Working out with a pinched nerve demands careful consideration because the condition is a nerve that is compressed by surrounding tissues, such as bone, cartilage, muscle, or tendon. This compression leads to a range of symptoms. While the idea of continued exercise is often appealing, the decision to work out is highly conditional and requires extreme caution to avoid further injury. Movement can be therapeutic, but only if it does not aggravate the underlying nerve compression or introduce new neurological symptoms.
Understanding the Mechanics of a Pinched Nerve
A pinched nerve, medically known as radiculopathy when it involves a spinal nerve root, occurs when pressure is placed on the nerve. Common causes include a herniated disc, which pushes its soft interior material out to compress a nerve root, or bone spurs (osteophytes) that form as a result of osteoarthritis. The location of the compression dictates the symptoms and the medical term, such as cervical radiculopathy in the neck or lumbar radiculopathy in the lower back. This mechanical pressure interferes with the nerve’s ability to transmit signals, resulting in pain, numbness, tingling, or muscle weakness that often radiates along the nerve’s pathway, such as sciatica traveling down the leg.
Immediate Exercise Restrictions and Warning Signs
Continuing exercise is strictly prohibited when certain neurological warning signs are present, as these symptoms indicate potentially serious nerve damage. A sharp, shooting pain that radiates further down a limb during or immediately after a movement is a clear signal to stop the activity immediately. Any sudden or progressive loss of muscle strength, such as difficulty lifting the foot (foot drop) or a noticeable reduction in grip strength, requires immediate medical consultation. Furthermore, any change in bowel or bladder function, which is a rare but severe sign, must be treated as a medical emergency. Exercise should only be considered if the pain is mild, non-radiating, and does not involve these neurological deficits.
Safe Movement Strategies and Modifications
For minor, manageable symptoms, modifying the workout routine can allow for continued movement without exacerbating nerve compression. Movement should focus on low-impact aerobic activities that do not jar the spine. Options like walking, swimming, or cycling are generally well-tolerated because they increase blood flow. Heavy lifting, especially exercises that compress the spine axially, such as back squats or deadlifts, should be avoided entirely. Movements that involve twisting the torso or spine, like kettlebell swings or certain yoga poses, can also aggravate a pinched nerve and should be eliminated. When performing any exercise, maintaining a neutral spine and reducing the range of motion can prevent further nerve irritation. If using weights, the intensity must be significantly reduced to focus on stability and endurance rather than maximal strength. Any exercise that causes the pain to worsen, even slightly, must be stopped immediately and replaced with a different movement.

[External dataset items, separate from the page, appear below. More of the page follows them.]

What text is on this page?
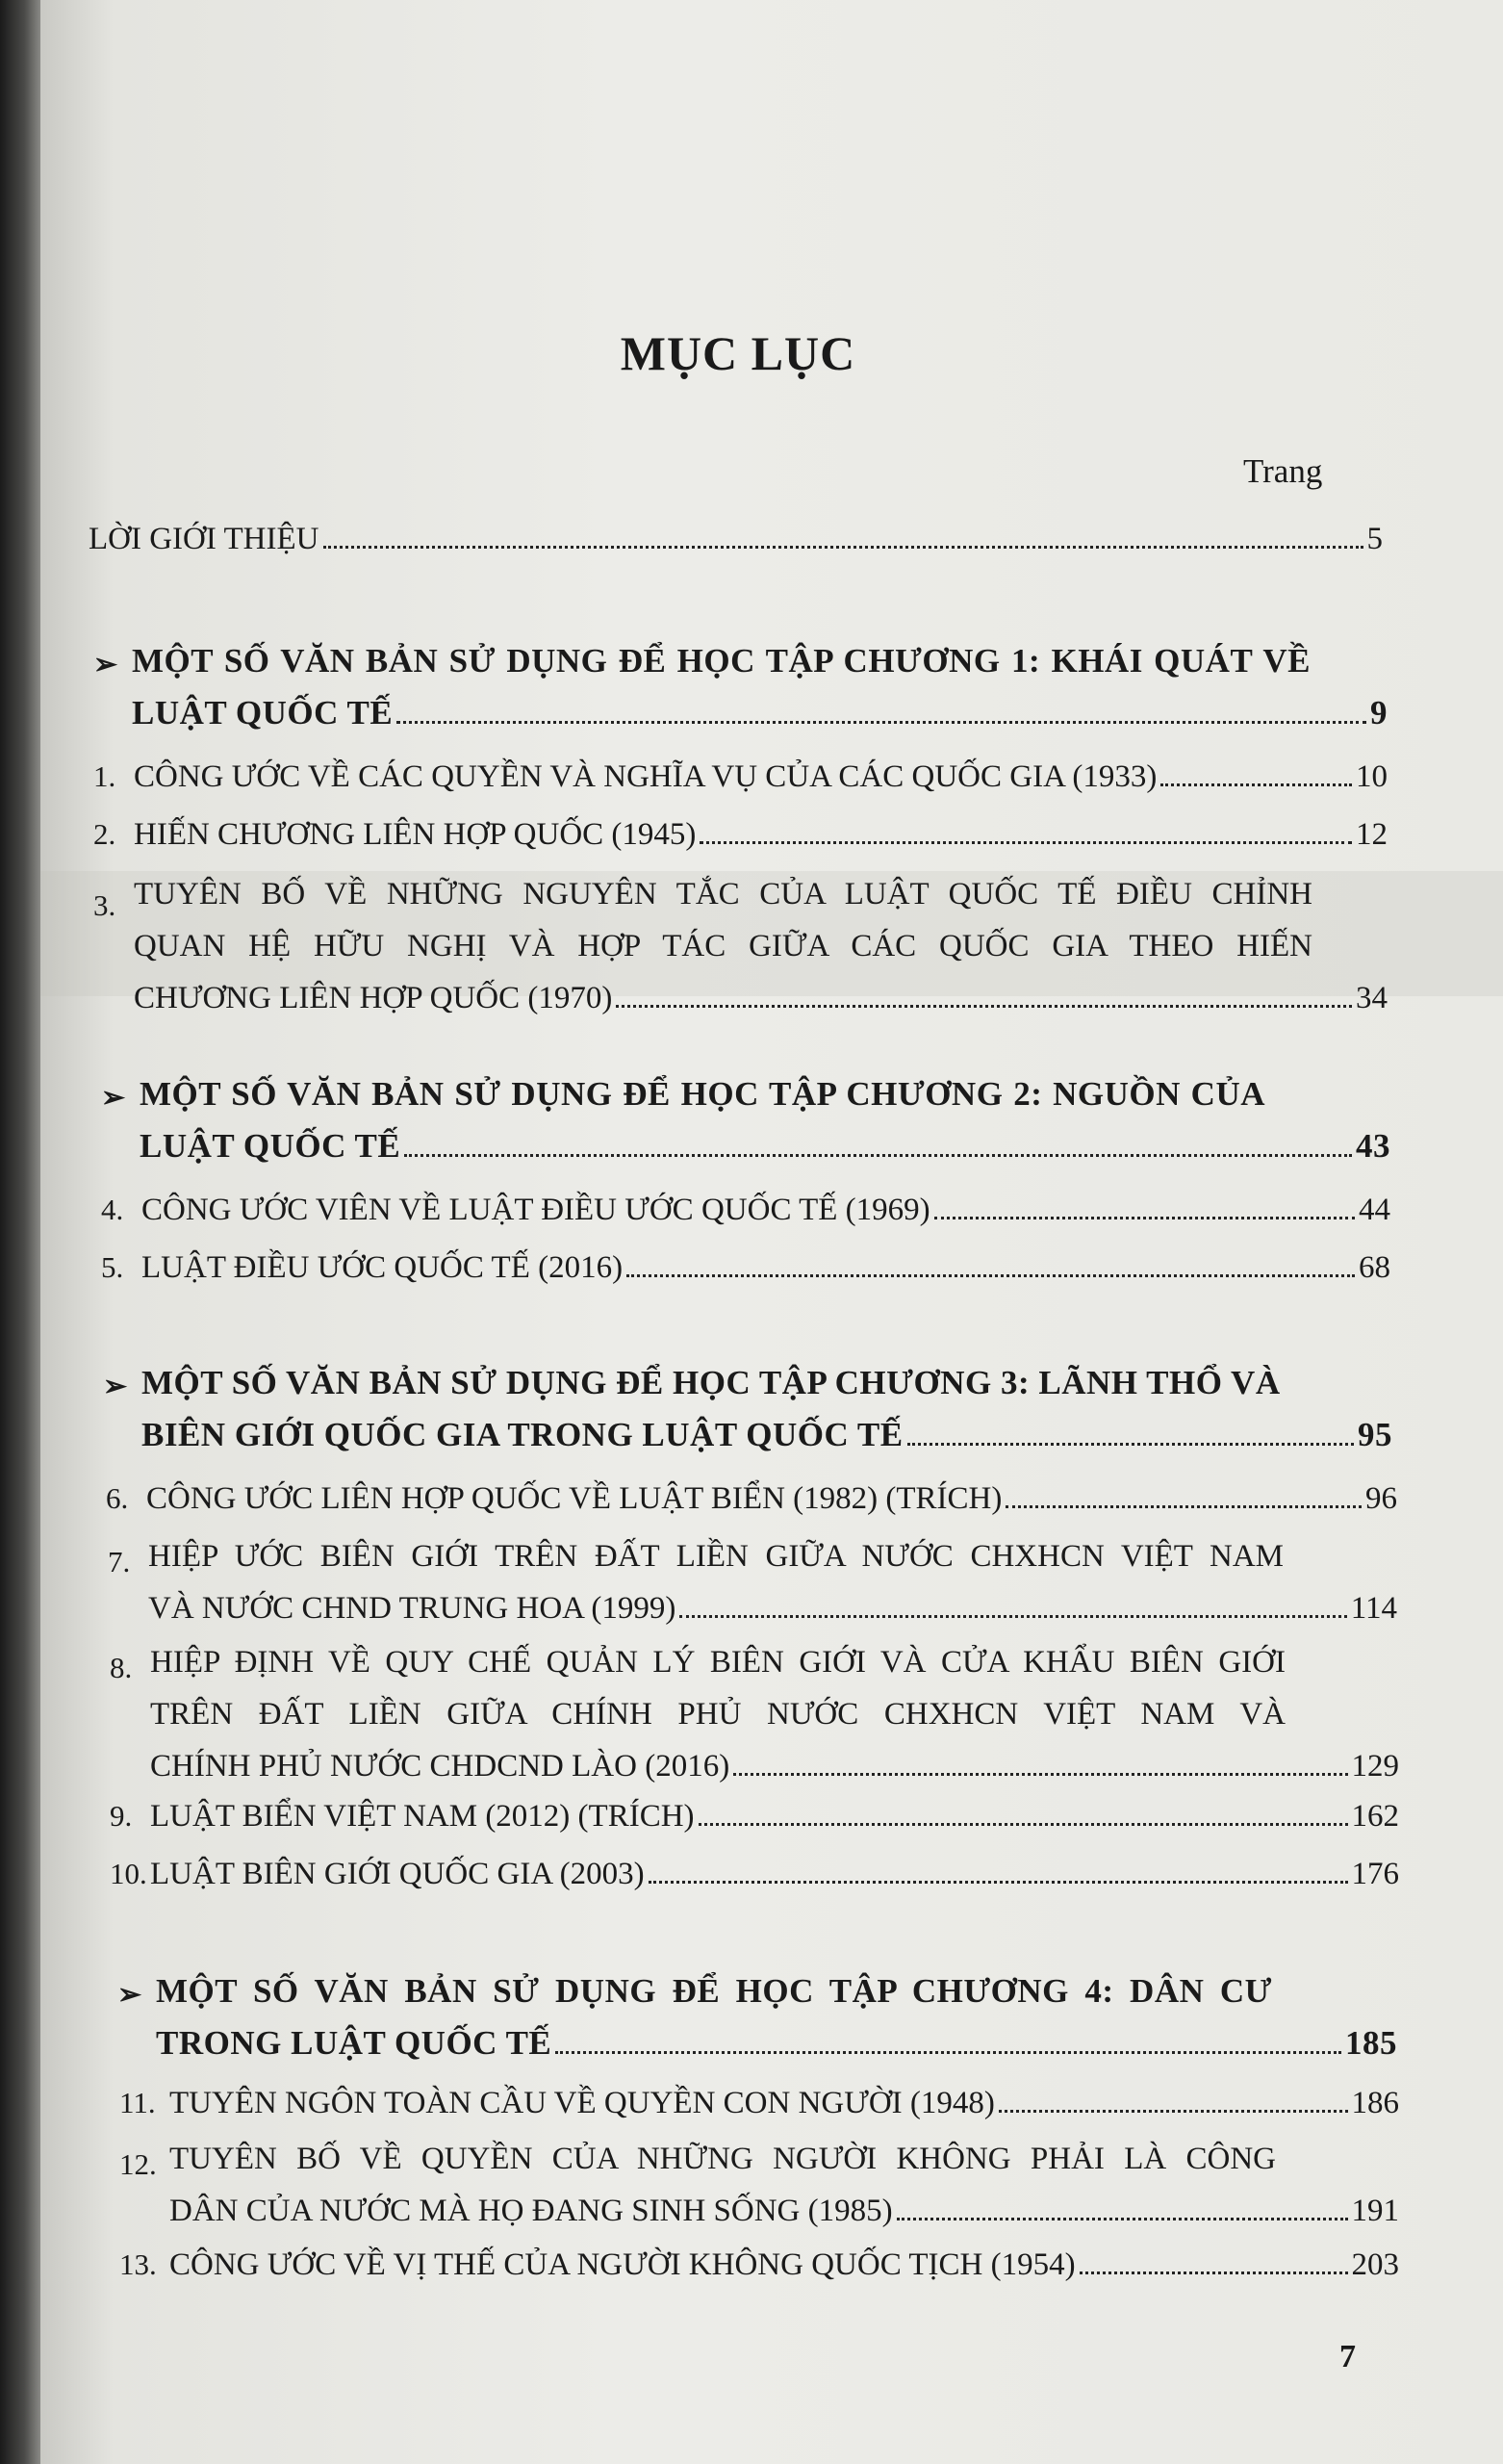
MỤC LỤC
Trang
LỜI GIỚI THIỆU	5
➢ MỘT SỐ VĂN BẢN SỬ DỤNG ĐỂ HỌC TẬP CHƯƠNG 1: KHÁI QUÁT VỀ
LUẬT QUỐC TẾ	9
1. CÔNG ƯỚC VỀ CÁC QUYỀN VÀ NGHĨA VỤ CỦA CÁC QUỐC GIA (1933)	10
2. HIẾN CHƯƠNG LIÊN HỢP QUỐC (1945)	12
3. TUYÊN BỐ VỀ NHỮNG NGUYÊN TẮC CỦA LUẬT QUỐC TẾ ĐIỀU CHỈNH
QUAN HỆ HỮU NGHỊ VÀ HỢP TÁC GIỮA CÁC QUỐC GIA THEO HIẾN
CHƯƠNG LIÊN HỢP QUỐC (1970)	34
➢ MỘT SỐ VĂN BẢN SỬ DỤNG ĐỂ HỌC TẬP CHƯƠNG 2: NGUỒN CỦA
LUẬT QUỐC TẾ	43
4. CÔNG ƯỚC VIÊN VỀ LUẬT ĐIỀU ƯỚC QUỐC TẾ (1969)	44
5. LUẬT ĐIỀU ƯỚC QUỐC TẾ (2016)	68
➢ MỘT SỐ VĂN BẢN SỬ DỤNG ĐỂ HỌC TẬP CHƯƠNG 3: LÃNH THỔ VÀ
BIÊN GIỚI QUỐC GIA TRONG LUẬT QUỐC TẾ	95
6. CÔNG ƯỚC LIÊN HỢP QUỐC VỀ LUẬT BIỂN (1982) (TRÍCH)	96
7. HIỆP ƯỚC BIÊN GIỚI TRÊN ĐẤT LIỀN GIỮA NƯỚC CHXHCN VIỆT NAM
VÀ NƯỚC CHND TRUNG HOA (1999)	114
8. HIỆP ĐỊNH VỀ QUY CHẾ QUẢN LÝ BIÊN GIỚI VÀ CỬA KHẨU BIÊN GIỚI
TRÊN ĐẤT LIỀN GIỮA CHÍNH PHỦ NƯỚC CHXHCN VIỆT NAM VÀ
CHÍNH PHỦ NƯỚC CHDCND LÀO (2016)	129
9. LUẬT BIỂN VIỆT NAM (2012) (TRÍCH)	162
10. LUẬT BIÊN GIỚI QUỐC GIA (2003)	176
➢ MỘT SỐ VĂN BẢN SỬ DỤNG ĐỂ HỌC TẬP CHƯƠNG 4: DÂN CƯ
TRONG LUẬT QUỐC TẾ	185
11. TUYÊN NGÔN TOÀN CẦU VỀ QUYỀN CON NGƯỜI (1948)	186
12. TUYÊN BỐ VỀ QUYỀN CỦA NHỮNG NGƯỜI KHÔNG PHẢI LÀ CÔNG
DÂN CỦA NƯỚC MÀ HỌ ĐANG SINH SỐNG (1985)	191
13. CÔNG ƯỚC VỀ VỊ THẾ CỦA NGƯỜI KHÔNG QUỐC TỊCH (1954)	203
7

The Role of Targeted Physical Therapy
While general exercise modifications can help manage symptoms, professional rehabilitation through physical therapy offers a targeted approach to address the underlying cause of the nerve compression. A physical therapist conducts a comprehensive assessment to pinpoint the specific structures contributing to the pinched nerve. Therapy often focuses on strengthening the muscles that stabilize the spine and joints, which helps to reduce pressure on the vulnerable nerve roots. Techniques like manual therapy, joint mobilization, and therapeutic exercises are used to reduce inflammation and release tension in surrounding soft tissues. Patients are also taught nerve gliding exercises, which help the nerve move freely through its pathway, and are educated on proper posture and body mechanics to prevent future episodes.